OLYMPIA, Wash. – A Seattle tour company involved in a deadly crash in September can resume operating a limited fleet of amphibious vehicles but must gain approval of a safety plan by the end of next month or else risk being put out of business under a decision Monday by state regulators.
After a three-hour hearing, the three-member Washington Utilities and Transportation Commission approved a joint stipulation that allows the company to resume operations of its “Truck Duck” vehicles. “Truck Duck” vehicles have a different manufacturer, chassis and axle system than the “stretch duck” vehicle involved in the Sept. 24 accident in which five international college students were killed when the repurposed military “duck boat” swerved into an oncoming charter bus on the Aurora Bridge, a six-lane span with no median barrier.
The company’s operations were suspended by the commission days after the accident.
“Our sole inquiry at this point is to determine whether an immediate danger to public safety still exists that the commission must prevent or avoid,” commission chairman David Danner said Monday. “We conclude that no immediate danger to public safety exists that requires continued suspension of the entirety of Ride the Ducks’ certificate.”
Stretch duck vehicles, like the one involved in the accident, are still barred from the road until the company demonstrates that those vehicles pose no threat to public safety, he said.
Ride the Ducks of Seattle owner Brian Tracey told the commission that he doesn’t have a timeframe on when the 10 vehicles could be on the road, saying that drivers will need to be retrained and he wants to “make sure everything we’re doing is perfectly buttoned down before we’re up and running again.”
Under the agreement, the company must submit a safety plan and have it approved by Jan. 29. If their plan is accepted, the company’s safety rating will be upgraded from “unsatisfactory” to conditional, contingent on follow-up investigations. If they fail to provide an adequate plan, they will be put out of service and prohibited from operation, said David Pratt, the commission’s assistant director for transportation safety.
Tracey told the commission that “there isn’t a moment in the day that I don’t think about the people who were injured in the accident and the families that have lost loved ones.”
“There are no words I can offer to them to make their burden any lighter or their pain any less,” he said, but he promised that he would continue to work to make his tour company “the safest in the nation.”
Commission staff found 442 violations and has recommended penalties against Ride the Ducks Seattle, but those won’t be considered until a later hearing.
Pratt told the commission that 90 per cent of the violations were related to record-keeping. Others were more serious, including failures to conduct random alcohol testing of drivers, drivers violating limits on how many hours they can work on consecutive days, and one driver’s failure to have an updated medical examiner’s certificate.

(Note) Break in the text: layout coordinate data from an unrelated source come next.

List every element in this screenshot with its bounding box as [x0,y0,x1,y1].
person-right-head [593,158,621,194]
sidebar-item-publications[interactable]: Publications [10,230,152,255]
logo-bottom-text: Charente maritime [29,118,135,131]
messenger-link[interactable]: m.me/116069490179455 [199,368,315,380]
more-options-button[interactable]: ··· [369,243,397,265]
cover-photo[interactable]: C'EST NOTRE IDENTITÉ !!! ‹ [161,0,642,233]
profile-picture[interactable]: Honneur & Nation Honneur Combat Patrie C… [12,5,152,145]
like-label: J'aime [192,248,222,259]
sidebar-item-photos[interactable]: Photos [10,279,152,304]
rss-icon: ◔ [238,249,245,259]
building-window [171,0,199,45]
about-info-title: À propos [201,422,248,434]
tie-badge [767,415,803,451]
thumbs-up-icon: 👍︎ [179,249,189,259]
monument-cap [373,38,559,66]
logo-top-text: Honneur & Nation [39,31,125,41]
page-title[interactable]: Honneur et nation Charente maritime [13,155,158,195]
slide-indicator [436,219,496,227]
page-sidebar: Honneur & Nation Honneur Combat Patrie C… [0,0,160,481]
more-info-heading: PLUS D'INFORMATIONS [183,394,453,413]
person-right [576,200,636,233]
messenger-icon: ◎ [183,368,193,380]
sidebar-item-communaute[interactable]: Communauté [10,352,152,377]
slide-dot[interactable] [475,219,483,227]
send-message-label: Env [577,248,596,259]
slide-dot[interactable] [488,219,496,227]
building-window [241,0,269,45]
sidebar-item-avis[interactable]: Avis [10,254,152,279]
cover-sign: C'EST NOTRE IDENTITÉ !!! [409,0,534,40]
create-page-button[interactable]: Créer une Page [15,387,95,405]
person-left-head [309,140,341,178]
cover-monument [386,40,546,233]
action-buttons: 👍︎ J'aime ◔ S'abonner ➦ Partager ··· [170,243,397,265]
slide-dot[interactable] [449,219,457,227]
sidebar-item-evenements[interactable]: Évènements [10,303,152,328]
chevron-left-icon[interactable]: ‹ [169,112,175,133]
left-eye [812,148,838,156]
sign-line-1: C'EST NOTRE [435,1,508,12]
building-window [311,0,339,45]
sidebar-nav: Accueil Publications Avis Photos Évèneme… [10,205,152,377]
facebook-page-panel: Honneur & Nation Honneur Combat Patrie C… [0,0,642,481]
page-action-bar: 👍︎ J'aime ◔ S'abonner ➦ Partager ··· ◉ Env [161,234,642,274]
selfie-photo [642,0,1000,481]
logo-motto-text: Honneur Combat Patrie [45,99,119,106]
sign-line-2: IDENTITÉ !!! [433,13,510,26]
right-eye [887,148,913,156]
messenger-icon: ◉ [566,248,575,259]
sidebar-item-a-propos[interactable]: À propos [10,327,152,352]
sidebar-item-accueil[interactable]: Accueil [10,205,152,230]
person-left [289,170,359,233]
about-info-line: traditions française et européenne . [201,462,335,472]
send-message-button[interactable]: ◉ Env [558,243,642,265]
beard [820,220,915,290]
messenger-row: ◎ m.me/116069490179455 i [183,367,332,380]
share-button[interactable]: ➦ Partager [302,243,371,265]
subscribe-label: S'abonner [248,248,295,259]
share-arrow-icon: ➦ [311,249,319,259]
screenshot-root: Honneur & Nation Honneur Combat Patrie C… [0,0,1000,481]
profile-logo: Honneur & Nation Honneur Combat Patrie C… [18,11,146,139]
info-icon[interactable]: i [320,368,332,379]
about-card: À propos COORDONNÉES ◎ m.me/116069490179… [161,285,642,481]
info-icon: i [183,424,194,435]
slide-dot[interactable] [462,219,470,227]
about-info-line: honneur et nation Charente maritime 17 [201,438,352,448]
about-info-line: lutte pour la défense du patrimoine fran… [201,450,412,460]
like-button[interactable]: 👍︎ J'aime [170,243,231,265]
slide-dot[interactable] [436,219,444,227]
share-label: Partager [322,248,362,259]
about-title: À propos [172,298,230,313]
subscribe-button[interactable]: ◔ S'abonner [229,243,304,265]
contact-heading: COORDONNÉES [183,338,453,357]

Tracy said he takes “complete responsibility” for the company’s shortcomings.
“We’ve already addressed many of the problems and we’re going to make sure we fix every one of them,” he said.
He noted that the company has decided to no longer use the Aurora Bridge on their routes but would work with the city of Seattle to determine final routes. He also said the company is adding a second crew member so the driver can focus solely on operating the vehicle. Those vehicles also will be equipped with cameras that give drivers a 360-degree view. Ride the Ducks of Seattle also has hired a national compliance expert to ensure it is following all safety protocols, Tracey said.
In a written statement issued after the decision, Seattle Mayor Ed Murray wrote that he still has “significant reservations about the safety of the Ducks operating on the streets of Seattle.”
Murray said that the city and the company will continue to discuss possible routes allowed for the vehicles and that city officials are considering additional regulations to address safety concerns.